I'm really looking forward to your answers.

Greetings R123456789

1
I read this already, but the manuals doesn't answer my question. And the questions are very important for me to understand programming with Microsoft R. - user43348044
That link answers all questions, 1. it is a compressed data file. 2,3. using package export/import functions. 4. Unlike dataframes it doesn't sit on the memory. - zx8754
Thanks for your answer. That means, xdf-files are stored like a normal file in a folder on the SQL Server or local and data.frames "stored" in the memory? That means, that with xdf-files I got not memory limitation? - user43348044

1 Answers

6
votes
  1. An XDF file is a compressed binary file format with user selectable levels of compression, some quick facts can be found here: https://support.microsoft.com/en-us/help/3104260/qa-what-is-the-.xdf-file-format XDF files come in two forms, Standalone and Composite.
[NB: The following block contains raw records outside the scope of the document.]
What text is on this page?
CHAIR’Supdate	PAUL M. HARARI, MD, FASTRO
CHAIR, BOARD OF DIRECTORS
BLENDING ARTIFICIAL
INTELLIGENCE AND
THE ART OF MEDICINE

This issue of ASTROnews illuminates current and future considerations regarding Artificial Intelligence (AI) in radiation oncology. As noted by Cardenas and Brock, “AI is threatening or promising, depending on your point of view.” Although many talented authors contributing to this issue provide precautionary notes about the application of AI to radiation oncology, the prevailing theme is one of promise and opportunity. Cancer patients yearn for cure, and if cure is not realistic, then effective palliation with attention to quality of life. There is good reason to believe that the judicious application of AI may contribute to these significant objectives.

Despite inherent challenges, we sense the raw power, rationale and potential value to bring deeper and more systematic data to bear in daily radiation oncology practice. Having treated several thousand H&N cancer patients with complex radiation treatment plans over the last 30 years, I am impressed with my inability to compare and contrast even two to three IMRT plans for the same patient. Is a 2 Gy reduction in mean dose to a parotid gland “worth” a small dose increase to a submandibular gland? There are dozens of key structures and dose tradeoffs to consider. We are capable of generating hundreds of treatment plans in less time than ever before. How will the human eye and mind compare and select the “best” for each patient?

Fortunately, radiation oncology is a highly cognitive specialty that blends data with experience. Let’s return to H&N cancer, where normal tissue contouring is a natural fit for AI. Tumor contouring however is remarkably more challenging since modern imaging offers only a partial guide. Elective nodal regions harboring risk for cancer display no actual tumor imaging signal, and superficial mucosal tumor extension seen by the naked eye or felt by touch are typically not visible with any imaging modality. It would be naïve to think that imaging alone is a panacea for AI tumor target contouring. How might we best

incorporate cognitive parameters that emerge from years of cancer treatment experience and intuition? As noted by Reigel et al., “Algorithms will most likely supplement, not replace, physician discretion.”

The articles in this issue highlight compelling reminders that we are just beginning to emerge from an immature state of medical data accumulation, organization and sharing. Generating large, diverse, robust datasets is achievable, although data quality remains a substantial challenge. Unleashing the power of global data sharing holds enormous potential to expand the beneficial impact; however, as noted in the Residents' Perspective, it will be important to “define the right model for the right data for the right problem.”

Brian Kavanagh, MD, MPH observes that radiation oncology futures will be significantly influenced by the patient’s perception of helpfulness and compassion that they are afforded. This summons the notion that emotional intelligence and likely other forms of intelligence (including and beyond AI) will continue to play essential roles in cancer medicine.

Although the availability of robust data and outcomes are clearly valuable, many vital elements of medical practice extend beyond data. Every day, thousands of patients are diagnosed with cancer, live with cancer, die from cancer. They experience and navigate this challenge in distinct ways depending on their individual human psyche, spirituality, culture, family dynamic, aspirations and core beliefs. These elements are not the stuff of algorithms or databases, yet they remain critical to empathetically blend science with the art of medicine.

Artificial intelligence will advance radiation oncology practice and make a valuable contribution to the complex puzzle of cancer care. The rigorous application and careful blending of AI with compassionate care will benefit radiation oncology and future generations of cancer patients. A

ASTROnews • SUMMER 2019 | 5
For Standalone XDF files, you will see a single file stored on disk with the .xdf extension. For Composite, the XDF file is represented by a directory, which contains metadata and data subdirectories. Also, for Composite, Metadata and Data files in there directories are split and individually compress as XDF part files.

  1. It is a proprietary implementation inside of Microsoft R Server, I can expand on this answer, but i would need to refine the question, "How does this type of file work?"

  1. An XDF file is stored on the disk and does not sit in memory. Microsoft R Server, with a call to RxXdfData() or rxImport(), will read the XDF file and decompress it, then insert it into memory as a Data Frame. Many Microsoft R "rx" functions can take a path to an XDF directly as a data source or sink, and will manage reading segments into memory as required.

  1. The advantages of using XDF as a Data Source/Sink is that you do not need to buffer the entire file into memory for Microsoft R Server to work with it. It allows for partial reads and writes, as well as other optimizations around disk space via compression. It will operate faster than reading/writing from flat files as Metadata is used to index the XDF. The disadvantages are primarily performance, Data in-memory (data.frames) will be faster to operate on than data on disk in all cases.

Note: As with all files, the underlying operation system controls when a file is written from memory to disk. For the purpose of your question, the assumption can be made that the XDF file resides on disk as a standard file.